1) The bank will be willing to loan you more than you can really afford. Most experts feel that housing should not take up more than twenty five percent of your budget. If you make $2000.00 a month that is $500.00. If you make $4000.00 a month that is $1000.00. If you stick to this number you should be able to afford the other expenses that life throws at you.
2) You need to consider the size of the home that you buy. You do not want to buy a home that you will outgrow in the next two or three years. At the same time, you do not need to buy a home that is so big that you rattle around in it. It is a good idea to find a home that you would be comfortable spending at least the next ten years of your life in. If you really want a home, but money is tight, it is important to remember that not every child needs his own bedroom.

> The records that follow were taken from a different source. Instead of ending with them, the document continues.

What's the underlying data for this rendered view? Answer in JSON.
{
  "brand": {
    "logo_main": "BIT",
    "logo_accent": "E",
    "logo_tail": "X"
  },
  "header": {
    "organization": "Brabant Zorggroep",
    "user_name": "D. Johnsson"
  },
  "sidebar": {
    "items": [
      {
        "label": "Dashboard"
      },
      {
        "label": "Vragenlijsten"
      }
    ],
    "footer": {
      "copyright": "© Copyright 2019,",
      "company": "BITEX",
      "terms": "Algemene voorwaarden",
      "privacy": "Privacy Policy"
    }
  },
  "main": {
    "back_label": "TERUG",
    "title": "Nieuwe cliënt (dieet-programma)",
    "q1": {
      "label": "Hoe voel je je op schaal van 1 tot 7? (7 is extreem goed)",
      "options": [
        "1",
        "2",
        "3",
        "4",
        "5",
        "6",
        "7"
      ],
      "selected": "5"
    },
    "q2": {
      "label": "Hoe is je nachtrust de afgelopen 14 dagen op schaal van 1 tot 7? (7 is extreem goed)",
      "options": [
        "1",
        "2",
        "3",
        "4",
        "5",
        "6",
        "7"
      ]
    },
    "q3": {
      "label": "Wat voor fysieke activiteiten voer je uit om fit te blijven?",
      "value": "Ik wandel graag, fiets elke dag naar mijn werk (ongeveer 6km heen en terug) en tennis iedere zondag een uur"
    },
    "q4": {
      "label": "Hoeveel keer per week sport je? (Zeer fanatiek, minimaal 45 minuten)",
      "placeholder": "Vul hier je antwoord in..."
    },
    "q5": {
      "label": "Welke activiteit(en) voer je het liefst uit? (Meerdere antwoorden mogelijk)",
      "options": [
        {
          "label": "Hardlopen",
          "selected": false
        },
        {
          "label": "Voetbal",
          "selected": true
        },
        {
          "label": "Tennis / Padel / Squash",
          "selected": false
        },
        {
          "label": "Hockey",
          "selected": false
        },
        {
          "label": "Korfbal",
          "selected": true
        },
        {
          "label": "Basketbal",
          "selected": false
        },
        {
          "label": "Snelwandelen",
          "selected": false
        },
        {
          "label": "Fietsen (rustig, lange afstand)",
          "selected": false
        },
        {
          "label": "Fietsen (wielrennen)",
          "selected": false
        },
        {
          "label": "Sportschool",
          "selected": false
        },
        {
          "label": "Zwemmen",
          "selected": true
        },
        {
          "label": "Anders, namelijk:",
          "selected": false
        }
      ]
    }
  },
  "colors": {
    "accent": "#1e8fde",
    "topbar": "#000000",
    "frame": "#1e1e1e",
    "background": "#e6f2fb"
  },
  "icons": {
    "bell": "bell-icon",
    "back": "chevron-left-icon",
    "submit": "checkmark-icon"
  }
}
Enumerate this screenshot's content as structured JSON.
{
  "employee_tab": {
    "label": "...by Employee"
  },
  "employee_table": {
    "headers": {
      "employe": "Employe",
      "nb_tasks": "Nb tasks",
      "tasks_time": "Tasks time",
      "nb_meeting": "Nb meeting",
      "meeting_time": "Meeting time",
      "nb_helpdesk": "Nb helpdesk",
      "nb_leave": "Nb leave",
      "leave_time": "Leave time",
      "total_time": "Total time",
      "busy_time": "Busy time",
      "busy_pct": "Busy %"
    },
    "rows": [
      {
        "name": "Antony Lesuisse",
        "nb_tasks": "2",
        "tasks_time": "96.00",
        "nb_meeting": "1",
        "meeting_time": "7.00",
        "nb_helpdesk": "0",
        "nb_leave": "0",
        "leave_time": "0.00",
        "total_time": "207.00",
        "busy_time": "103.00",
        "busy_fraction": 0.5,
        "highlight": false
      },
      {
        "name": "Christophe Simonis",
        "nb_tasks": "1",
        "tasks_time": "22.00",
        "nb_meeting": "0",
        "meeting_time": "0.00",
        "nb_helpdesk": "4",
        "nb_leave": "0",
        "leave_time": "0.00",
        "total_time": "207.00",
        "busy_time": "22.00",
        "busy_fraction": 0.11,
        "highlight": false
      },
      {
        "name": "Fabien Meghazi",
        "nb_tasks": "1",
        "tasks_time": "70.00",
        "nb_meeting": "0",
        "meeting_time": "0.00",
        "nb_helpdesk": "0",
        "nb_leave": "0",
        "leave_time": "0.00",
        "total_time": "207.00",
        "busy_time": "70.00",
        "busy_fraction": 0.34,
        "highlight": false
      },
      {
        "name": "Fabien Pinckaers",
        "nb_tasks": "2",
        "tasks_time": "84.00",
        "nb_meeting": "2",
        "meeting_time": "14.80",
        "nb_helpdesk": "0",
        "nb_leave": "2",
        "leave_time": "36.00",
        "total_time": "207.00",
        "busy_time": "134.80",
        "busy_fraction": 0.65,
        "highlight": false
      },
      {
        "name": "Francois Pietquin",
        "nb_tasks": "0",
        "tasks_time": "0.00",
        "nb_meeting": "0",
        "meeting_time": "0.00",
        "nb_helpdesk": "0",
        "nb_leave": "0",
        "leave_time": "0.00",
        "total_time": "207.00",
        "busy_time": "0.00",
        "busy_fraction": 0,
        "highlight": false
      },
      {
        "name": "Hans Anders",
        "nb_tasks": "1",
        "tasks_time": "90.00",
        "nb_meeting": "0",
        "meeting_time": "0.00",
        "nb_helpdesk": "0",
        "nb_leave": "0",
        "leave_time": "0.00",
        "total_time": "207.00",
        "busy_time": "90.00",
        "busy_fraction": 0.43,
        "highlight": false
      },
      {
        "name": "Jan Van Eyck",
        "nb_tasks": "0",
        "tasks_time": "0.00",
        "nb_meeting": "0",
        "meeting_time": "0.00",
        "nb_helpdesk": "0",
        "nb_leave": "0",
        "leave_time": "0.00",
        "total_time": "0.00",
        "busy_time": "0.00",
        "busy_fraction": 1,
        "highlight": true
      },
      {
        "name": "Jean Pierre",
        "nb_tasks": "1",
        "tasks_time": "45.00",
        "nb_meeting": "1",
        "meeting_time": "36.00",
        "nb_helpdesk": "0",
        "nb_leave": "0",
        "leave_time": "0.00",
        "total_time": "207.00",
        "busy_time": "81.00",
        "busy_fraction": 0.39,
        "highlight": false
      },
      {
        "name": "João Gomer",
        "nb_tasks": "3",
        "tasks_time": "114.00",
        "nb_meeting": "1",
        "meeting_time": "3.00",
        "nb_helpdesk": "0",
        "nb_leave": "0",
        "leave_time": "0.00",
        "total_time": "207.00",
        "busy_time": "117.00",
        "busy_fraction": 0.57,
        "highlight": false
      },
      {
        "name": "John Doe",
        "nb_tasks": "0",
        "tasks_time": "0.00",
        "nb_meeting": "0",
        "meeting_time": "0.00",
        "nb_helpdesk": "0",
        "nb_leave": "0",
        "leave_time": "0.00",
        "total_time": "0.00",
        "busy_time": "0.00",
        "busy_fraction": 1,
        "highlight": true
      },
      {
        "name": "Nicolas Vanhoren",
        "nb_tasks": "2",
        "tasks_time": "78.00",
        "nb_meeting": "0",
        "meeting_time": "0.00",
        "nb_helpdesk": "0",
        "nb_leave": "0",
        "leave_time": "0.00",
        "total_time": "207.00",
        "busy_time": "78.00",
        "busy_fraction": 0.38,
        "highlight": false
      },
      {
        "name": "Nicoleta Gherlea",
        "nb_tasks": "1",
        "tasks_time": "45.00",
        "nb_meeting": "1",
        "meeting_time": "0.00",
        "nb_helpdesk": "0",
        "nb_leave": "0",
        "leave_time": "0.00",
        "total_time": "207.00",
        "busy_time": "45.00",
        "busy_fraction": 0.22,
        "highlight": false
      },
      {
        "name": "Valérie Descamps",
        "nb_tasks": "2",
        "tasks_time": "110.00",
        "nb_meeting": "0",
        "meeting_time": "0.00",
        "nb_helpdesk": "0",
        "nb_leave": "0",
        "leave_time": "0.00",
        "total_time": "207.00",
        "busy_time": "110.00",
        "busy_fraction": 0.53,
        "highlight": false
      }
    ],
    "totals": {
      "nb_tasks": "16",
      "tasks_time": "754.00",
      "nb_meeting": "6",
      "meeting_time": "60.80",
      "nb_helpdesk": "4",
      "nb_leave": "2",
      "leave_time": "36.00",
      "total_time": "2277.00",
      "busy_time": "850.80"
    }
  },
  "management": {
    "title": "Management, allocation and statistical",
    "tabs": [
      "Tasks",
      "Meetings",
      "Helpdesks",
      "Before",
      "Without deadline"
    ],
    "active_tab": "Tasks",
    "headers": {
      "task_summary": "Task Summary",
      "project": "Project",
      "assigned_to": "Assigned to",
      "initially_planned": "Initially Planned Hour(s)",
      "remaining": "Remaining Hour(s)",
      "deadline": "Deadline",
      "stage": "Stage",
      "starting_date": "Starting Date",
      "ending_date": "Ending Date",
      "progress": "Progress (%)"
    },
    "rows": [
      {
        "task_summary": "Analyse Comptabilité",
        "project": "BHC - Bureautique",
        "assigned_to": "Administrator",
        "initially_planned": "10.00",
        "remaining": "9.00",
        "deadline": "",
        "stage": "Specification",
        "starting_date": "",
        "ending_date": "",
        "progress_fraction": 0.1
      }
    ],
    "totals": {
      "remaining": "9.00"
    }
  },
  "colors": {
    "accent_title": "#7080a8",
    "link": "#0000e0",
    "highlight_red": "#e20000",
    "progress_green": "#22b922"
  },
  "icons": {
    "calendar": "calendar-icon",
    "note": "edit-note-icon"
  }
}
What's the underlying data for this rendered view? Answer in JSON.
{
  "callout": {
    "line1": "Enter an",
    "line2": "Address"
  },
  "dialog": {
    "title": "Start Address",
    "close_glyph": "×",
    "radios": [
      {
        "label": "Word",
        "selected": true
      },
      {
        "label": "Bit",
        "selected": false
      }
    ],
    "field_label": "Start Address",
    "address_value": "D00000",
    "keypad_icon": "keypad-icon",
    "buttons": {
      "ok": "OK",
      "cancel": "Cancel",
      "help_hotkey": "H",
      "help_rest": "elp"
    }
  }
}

3) When you are planning your future budget, you need to take into consideration the extra costs associated with home ownership. If you have been renting you may not have had to pay water and garbage. If you are buying a larger home, your utilities may increase as well. It is also important to consider the extra expenses of taxes and homeowner’s insurance. Once you own your own home, it is important to remember that you are responsible for all repairs and maintenance. You will need to establish a sinking fund to cover these expenses.
4) Another thing you may want to consider is the housing market in your area. If you live in a depressed area, you need to realize that if you ever do need to sell the home, it may be more difficult. If you are considering a town home or a condo, you need to consider how easy they are to resell in the future. If you are purchasing a home in a hot market you should be careful to not pay too much for your home, because the bubble may burst.
5) Before you purchase your new home, you need to consider how stable your job is. This includes the possibilities of transfers and layoffs. Generally you need to be able to plan on living in a home for at least five years to make it worth purchasing. If you know that you will likely be moving to a new area in a year or two, save up extra money for a better down payment for when you do settle down.